Sunday, November 11, 2007

SLAM by Nick Hornby, or Bamboozled!: The Responsibility of the Critic

Page 145 of this 309 page novel confirms the dramatic core of the plot, whether or not the skateboarding protagonist’s girlfriend is pregnant. Too bad I already read the result of the test in the Library of Congress Cataloging in-Publication data on page vi. The promotional copy on the dust jacket doesn’t mention it, so why should the frontmatter?

I once read that a good critic, rather than taking pleasure in easily and totally trashing a work, can make it a challenge and find something in a piece that someone somewhere might like. The recently fired TV critic for the NY Daily News took this to an extreme. When he started writing for the Daily News in the 1990s, his viewpoint was that of a well-rounded individual writing for an equally well-informed audience, of whom TV watching was one of many entertainment choices or intellectual pursuits. If a show stunk, he’d tell us not to bother, to turn off the tube and do something else.

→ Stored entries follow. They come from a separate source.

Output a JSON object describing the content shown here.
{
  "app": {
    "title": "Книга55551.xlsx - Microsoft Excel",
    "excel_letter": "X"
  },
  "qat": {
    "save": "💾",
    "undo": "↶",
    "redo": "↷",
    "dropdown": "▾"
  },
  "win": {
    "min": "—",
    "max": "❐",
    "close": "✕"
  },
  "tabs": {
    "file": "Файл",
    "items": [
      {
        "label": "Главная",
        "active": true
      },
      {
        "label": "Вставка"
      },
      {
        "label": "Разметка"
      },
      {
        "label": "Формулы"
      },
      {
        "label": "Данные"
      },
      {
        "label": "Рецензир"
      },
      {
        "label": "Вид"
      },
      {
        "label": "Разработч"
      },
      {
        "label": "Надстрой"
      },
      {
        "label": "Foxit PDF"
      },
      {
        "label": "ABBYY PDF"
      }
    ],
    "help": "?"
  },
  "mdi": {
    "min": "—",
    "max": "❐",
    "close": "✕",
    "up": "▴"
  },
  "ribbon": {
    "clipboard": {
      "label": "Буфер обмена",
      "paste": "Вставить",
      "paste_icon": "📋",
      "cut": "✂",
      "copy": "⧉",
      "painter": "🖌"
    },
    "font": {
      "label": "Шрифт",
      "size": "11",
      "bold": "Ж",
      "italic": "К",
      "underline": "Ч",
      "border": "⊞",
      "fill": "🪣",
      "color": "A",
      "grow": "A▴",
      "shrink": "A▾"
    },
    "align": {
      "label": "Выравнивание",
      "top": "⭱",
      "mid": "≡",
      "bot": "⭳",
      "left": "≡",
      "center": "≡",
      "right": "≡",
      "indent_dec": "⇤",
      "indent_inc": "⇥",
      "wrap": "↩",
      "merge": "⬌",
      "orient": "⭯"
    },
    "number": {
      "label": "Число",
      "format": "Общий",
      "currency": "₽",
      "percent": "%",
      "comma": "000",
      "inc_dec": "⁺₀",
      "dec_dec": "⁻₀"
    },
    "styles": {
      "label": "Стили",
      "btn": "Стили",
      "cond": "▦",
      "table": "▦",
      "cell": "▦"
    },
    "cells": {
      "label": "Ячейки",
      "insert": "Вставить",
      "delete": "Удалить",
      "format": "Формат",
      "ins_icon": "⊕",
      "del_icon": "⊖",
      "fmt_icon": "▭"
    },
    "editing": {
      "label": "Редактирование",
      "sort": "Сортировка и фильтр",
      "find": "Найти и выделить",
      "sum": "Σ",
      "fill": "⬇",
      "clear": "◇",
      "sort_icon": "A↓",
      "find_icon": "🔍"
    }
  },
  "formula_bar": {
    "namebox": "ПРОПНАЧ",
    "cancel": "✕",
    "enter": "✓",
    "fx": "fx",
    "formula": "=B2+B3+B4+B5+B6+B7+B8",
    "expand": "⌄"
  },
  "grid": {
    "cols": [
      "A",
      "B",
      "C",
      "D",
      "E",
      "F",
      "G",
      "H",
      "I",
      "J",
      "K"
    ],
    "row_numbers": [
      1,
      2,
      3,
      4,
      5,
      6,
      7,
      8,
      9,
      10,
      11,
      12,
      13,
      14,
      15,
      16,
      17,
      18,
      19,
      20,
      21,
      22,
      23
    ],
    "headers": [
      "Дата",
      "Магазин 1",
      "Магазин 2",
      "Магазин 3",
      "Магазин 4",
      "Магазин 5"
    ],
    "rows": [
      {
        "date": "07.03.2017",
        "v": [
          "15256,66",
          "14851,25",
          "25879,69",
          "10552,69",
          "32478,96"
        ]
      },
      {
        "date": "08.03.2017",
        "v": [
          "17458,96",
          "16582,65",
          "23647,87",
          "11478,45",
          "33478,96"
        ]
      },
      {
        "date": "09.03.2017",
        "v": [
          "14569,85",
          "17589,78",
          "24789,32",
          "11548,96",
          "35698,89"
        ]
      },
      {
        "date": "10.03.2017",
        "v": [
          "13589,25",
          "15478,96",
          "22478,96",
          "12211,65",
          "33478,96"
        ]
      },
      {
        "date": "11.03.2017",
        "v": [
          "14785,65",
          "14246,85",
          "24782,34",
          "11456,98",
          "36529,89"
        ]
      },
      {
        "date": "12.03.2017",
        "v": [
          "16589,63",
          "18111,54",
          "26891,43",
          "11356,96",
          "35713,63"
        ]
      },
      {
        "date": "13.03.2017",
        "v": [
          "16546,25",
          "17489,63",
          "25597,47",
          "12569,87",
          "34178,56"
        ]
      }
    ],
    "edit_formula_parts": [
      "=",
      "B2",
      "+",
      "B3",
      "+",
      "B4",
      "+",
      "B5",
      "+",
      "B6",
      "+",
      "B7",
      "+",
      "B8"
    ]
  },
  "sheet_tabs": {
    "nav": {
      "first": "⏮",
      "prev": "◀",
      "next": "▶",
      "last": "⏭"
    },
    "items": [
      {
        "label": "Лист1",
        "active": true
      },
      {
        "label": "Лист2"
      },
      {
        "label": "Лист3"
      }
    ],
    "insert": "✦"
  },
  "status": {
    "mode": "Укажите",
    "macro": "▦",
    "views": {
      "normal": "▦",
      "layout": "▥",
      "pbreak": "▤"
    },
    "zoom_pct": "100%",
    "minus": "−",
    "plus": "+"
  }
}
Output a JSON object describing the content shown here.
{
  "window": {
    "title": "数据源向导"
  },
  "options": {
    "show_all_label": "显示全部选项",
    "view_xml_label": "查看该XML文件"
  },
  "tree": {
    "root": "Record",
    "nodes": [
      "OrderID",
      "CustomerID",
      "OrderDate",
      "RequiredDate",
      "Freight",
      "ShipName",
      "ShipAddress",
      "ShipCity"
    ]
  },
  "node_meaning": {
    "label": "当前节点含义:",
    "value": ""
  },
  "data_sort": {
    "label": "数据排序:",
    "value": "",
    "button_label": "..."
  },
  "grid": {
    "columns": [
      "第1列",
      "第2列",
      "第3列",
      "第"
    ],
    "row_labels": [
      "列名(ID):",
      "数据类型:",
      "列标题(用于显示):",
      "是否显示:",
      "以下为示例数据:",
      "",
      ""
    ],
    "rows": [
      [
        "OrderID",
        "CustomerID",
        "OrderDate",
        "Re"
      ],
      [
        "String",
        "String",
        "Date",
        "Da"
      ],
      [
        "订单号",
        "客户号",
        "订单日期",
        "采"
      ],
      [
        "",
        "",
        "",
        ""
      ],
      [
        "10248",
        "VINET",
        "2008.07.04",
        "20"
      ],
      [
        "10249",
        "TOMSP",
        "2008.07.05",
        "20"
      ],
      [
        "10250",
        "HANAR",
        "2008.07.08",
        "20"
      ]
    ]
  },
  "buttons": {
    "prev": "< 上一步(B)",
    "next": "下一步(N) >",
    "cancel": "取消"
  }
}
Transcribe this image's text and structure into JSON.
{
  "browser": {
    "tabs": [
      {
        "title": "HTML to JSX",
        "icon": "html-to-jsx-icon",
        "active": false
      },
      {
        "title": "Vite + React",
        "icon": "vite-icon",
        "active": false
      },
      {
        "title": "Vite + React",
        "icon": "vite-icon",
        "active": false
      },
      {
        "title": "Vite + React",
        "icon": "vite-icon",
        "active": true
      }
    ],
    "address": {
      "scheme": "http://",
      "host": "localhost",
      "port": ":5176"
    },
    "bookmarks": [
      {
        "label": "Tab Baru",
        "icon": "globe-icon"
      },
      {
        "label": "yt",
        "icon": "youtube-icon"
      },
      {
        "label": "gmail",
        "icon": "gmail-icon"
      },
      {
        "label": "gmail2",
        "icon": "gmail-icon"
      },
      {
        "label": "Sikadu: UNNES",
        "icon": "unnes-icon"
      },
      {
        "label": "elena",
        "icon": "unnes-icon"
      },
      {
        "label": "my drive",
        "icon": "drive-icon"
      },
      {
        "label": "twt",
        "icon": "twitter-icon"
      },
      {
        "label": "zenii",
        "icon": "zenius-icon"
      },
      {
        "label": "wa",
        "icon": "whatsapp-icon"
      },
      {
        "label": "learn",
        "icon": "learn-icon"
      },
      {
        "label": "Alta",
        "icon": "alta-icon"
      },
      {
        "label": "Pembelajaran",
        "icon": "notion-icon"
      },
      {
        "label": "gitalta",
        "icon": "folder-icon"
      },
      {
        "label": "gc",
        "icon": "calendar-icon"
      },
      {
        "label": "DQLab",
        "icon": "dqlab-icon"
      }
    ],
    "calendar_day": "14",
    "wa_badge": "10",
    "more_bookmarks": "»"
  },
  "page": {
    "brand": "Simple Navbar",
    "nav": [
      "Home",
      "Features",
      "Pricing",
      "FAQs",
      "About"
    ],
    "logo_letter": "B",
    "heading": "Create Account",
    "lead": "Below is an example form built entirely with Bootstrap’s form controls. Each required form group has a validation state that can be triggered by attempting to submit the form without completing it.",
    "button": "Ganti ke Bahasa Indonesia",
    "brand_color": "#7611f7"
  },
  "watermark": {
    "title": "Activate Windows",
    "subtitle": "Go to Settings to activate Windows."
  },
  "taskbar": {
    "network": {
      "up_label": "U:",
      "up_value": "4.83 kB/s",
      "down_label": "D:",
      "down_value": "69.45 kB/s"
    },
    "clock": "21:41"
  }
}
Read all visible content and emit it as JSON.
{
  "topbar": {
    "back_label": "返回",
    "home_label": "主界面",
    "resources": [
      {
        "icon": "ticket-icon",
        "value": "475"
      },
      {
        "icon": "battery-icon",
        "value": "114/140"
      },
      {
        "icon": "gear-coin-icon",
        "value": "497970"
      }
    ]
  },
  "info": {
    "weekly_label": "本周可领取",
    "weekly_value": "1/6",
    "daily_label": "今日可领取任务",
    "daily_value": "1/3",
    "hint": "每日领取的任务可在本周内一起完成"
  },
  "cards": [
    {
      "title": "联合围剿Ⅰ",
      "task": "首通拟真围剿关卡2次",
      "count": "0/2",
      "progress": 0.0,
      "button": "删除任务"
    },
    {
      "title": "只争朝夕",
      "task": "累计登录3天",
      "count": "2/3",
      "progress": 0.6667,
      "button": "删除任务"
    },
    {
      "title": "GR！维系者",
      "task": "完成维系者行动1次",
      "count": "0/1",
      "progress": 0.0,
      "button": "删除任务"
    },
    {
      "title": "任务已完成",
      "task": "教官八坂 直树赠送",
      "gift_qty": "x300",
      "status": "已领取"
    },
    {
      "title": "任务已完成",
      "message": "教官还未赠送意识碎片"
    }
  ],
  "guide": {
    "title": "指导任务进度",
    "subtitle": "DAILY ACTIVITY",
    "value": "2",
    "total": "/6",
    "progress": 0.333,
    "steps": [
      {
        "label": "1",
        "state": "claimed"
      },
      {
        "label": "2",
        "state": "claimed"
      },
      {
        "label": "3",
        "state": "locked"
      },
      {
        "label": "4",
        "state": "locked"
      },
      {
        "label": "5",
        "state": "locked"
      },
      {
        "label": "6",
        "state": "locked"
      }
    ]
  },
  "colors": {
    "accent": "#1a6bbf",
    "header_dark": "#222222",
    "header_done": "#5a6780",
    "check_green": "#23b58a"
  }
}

As the TV audience eroded to Internet and video games in the 2000s, I noticed the Daily News critic’s reviews becoming much more positive and less critical, except for the worst shows. He would talk of how a show’s worthiness was great enough for the viewer to devote hours of his or her life to. My first impression was that he assumed people watched TV all night so his job was to get people to watch the least bad shows. Finally I conjectured that he was subversive, knowing that most things on TV are junk, and seeing that if he wrote mostly negative reviews he would erode the audience even further until the position of TV critic would be endangered like radio, book, and buggy whip reviewers, he encouraged people to stick with mediocrity rather than turn off the set.

I found this book to be mediocre. After reading some reviews, I conclude it is overpraised by critics who are rooting for an author who sells a lot of books and keeps publishing afloat.

My only previous direct artistic experience with the author’s work was my viewing of HIGH FIDELITY, a great movie based on Nick Hornby’s first novel. I had no idea SLAM was his first Young Adult (YA) book. The humor escaped me, except for one chuckle where a man pictures himself as a 49-year-old being able to play club soccer with his 16-year-old grandson.

The book will be impossible for Hollywood to translate to an American setting, such as Hornby’s Fever Pitch and High Fidelity, because of the Romeo/Juliet age range of the parents. I’m sure it can be funny but I found it hard to laugh at this version of teen pregnancy. A 15-year-old boy (whose mum was 16 when he was born) getting a 16-year-old girl pregnant can only be the subject of a YA novel if it’s not explicit and this book isn’t. It makes a best case scenario; she has well-educated parents, his mother is young enough to help him, they have a roof over the head for the baby.

There’s even a happy scene at the end where everyone is still young but slightly more grown up, the couple is apart but the baby cared for, and the icing on the cake: she has a new boyfriend and he has a smoking hot girlfriend! By gum, why did I even stay married for all these 22 years? It’s the Gilmore Girls all over again, a world where children don’t need two parents, where they’re better off with just one, there only being half as many adults to screw up their wise-before-their-time teen noggins.

This book offers a lesson in middle-class civility when dealing with misfortune. The girl’s father pulls a little class snobbishness on the teen dad but instantly apologizes for the remark, “Don’t you people ever learn anything?” The book doesn’t get much deeper that this. Is he dreaming about the future or is he time traveling? Is the Tony Hawk poster to which he talks and from Whom he gets advice a metaphor for the Deity? Gimmicky with CGI possibilities, but not well done in the novel.

I found one redeeming feature for you kids out there. Be wise enough to pick good parents who can get you out of life’s biggest jam.

Published by G.P. Putnam’s Sons in 2007.